When Vara Strub was approached by SCU President Patrick Donohoe, S.J., about this distinction, she demurred; she didn’t want a building named for her. But she had someone in mind whom she considered worthy of the honor.

“After all that time, she selected our grandfather,” Fran Smith says.

Some years after that, Fran approached Fr. Donohoe and asked him about the decision. The president replied, “Charlie Graham was the kind of person we hope to produce at Santa Clara.”

POSTSCRIPT: THE INCENTIVE

Patrick Coutermarsh ’13 is the first Fellow of the Markkula Center for Applied Ethics. He graduated with a double major in economics and philosophy. Now he helps with the Center’s business ethics blog, and he edited some of the videos for the University’s first Massive Open Online Course, Business Ethics in the Real World, that the center hosted. He’s also Charlie Graham’s great-great-grandson.

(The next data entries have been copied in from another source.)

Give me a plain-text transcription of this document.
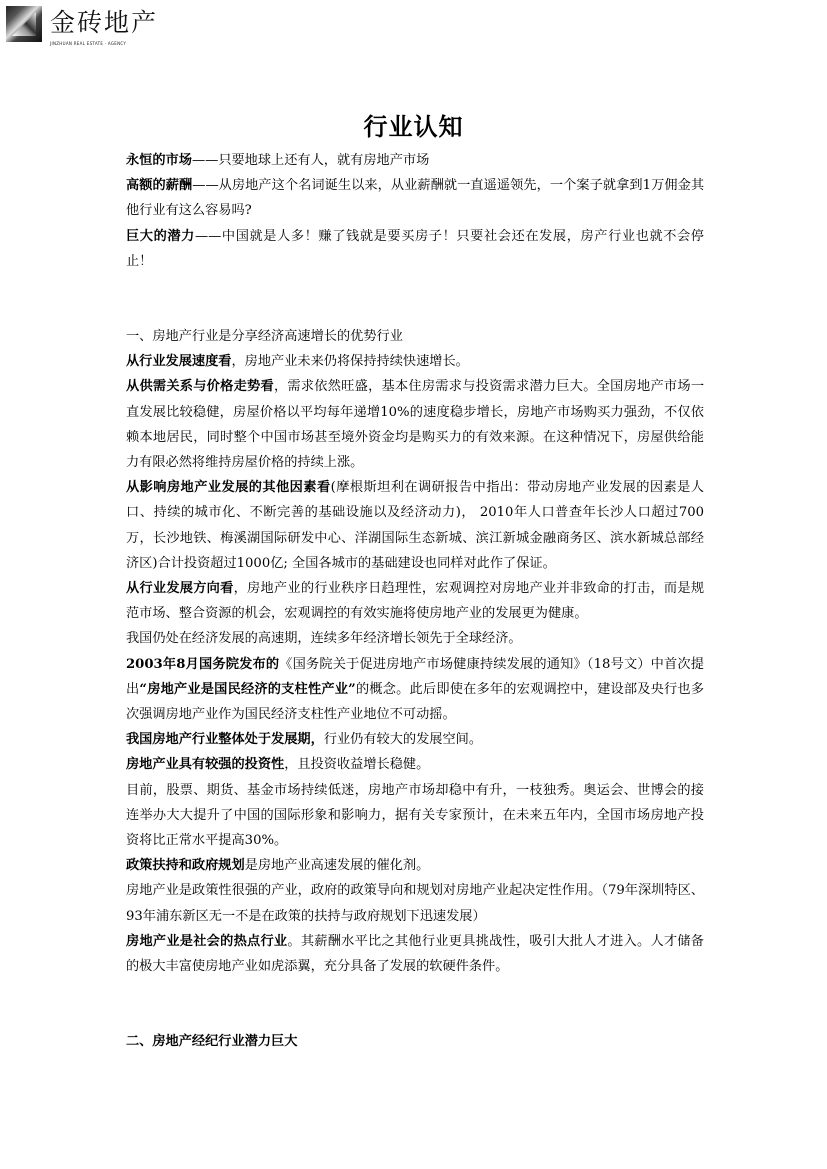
金砖地产
JINZHUAN REAL ESTATE · AGENCY
行业认知

永恒的市场——只要地球上还有人，就有房地产市场

高额的薪酬——从房地产这个名词诞生以来，从业薪酬就一直遥遥领先，一个案子就拿到1万佣金其他行业有这么容易吗?

巨大的潜力——中国就是人多！赚了钱就是要买房子！只要社会还在发展，房产行业也就不会停止！

一、房地产行业是分享经济高速增长的优势行业

从行业发展速度看，房地产业未来仍将保持持续快速增长。

从供需关系与价格走势看，需求依然旺盛，基本住房需求与投资需求潜力巨大。全国房地产市场一直发展比较稳健，房屋价格以平均每年递增10%的速度稳步增长，房地产市场购买力强劲，不仅依赖本地居民，同时整个中国市场甚至境外资金均是购买力的有效来源。在这种情况下，房屋供给能力有限必然将维持房屋价格的持续上涨。

从影响房地产业发展的其他因素看(摩根斯坦利在调研报告中指出：带动房地产业发展的因素是人口、持续的城市化、不断完善的基础设施以及经济动力)， 2010年人口普查年长沙人口超过700万，长沙地铁、梅溪湖国际研发中心、洋湖国际生态新城、滨江新城金融商务区、滨水新城总部经济区)合计投资超过1000亿; 全国各城市的基础建设也同样对此作了保证。

从行业发展方向看，房地产业的行业秩序日趋理性，宏观调控对房地产业并非致命的打击，而是规范市场、整合资源的机会，宏观调控的有效实施将使房地产业的发展更为健康。

我国仍处在经济发展的高速期，连续多年经济增长领先于全球经济。

2003年8月国务院发布的《国务院关于促进房地产市场健康持续发展的通知》（18号文）中首次提出“房地产业是国民经济的支柱性产业”的概念。此后即使在多年的宏观调控中，建设部及央行也多次强调房地产业作为国民经济支柱性产业地位不可动摇。

我国房地产行业整体处于发展期，行业仍有较大的发展空间。

房地产业具有较强的投资性，且投资收益增长稳健。

目前，股票、期货、基金市场持续低迷，房地产市场却稳中有升，一枝独秀。奥运会、世博会的接连举办大大提升了中国的国际形象和影响力，据有关专家预计，在未来五年内，全国市场房地产投资将比正常水平提高30%。

政策扶持和政府规划是房地产业高速发展的催化剂。

房地产业是政策性很强的产业，政府的政策导向和规划对房地产业起决定性作用。（79年深圳特区、93年浦东新区无一不是在政策的扶持与政府规划下迅速发展）

房地产业是社会的热点行业。其薪酬水平比之其他行业更具挑战性，吸引大批人才进入。人才储备的极大丰富使房地产业如虎添翼，充分具备了发展的软硬件条件。

二、房地产经纪行业潜力巨大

The topic that most interests Coutermarsh currently is inversions. That’s when a corporation will handpick a country with a low tax rate and then choose to reincorporate there. If a business is based in a country with a high corporate tax rate, like the United States, this can help save on the amount of tax the company owes on money that was made overseas. In this way the profits never have to come home.

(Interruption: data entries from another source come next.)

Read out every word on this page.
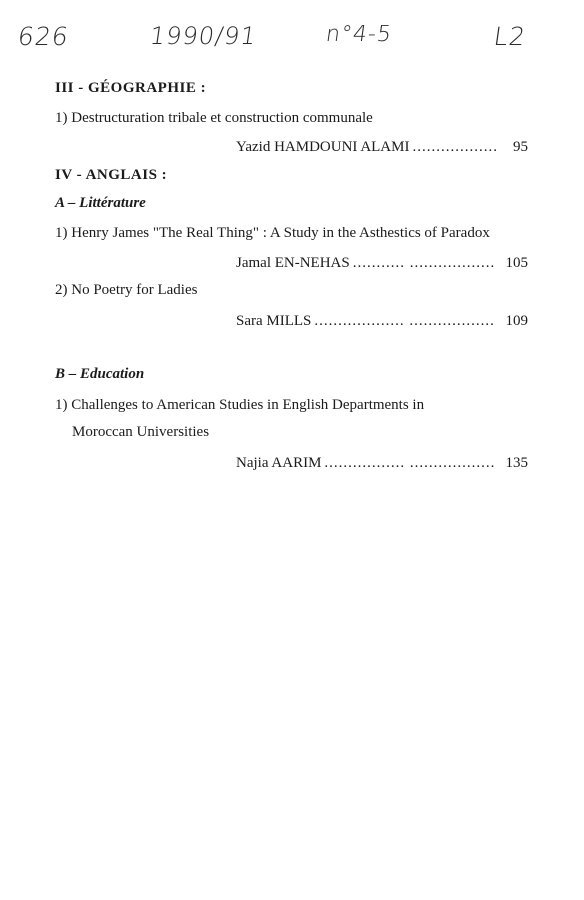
626	1990/91	n°4-5	L2
III - GÉOGRAPHIE :
1) Destructuration tribale et construction communale
Yazid HAMDOUNI ALAMI ..................	95
IV - ANGLAIS :
A – Littérature
1) Henry James "The Real Thing" : A Study in the Asthestics of Paradox
Jamal EN-NEHAS ........... .................. 105
2) No Poetry for Ladies
Sara MILLS ................... .................. 109
B – Education
1) Challenges to American Studies in English Departments in
Moroccan Universities
Najia AARIM ................. .................. 135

Graham plays ambassador: accepting a ball signed by all four Australian teams in 1938. Photo courtesy of San Francisco History Center, San Francisco Public Library.

“It’s an incentive problem,” Coutermarsh says.

For corporations, decision making can often be boiled down to the most basic incentives. A smart CEO will choose what’s best for shareholders while weighing things like risk and return. Incentives on a personal level will always be much more complicated.

Maybe Charlie Graham came back west for a bigger contract. Maybe he just couldn’t make it in Boston. But maybe, when the clever catcher viewed the balance sheet of his life and he weighed the merits of the various entries, he packed his gear and left the majors for good. Charlie Graham gave just about everything he had to the game of baseball. But he may have given just a bit more to his family.

 

Jeff Gire is a writer at Santa Clara University. He has covered Bay Area sports and events for more than 10 years, including editing the official magazine for the San Francisco Giants.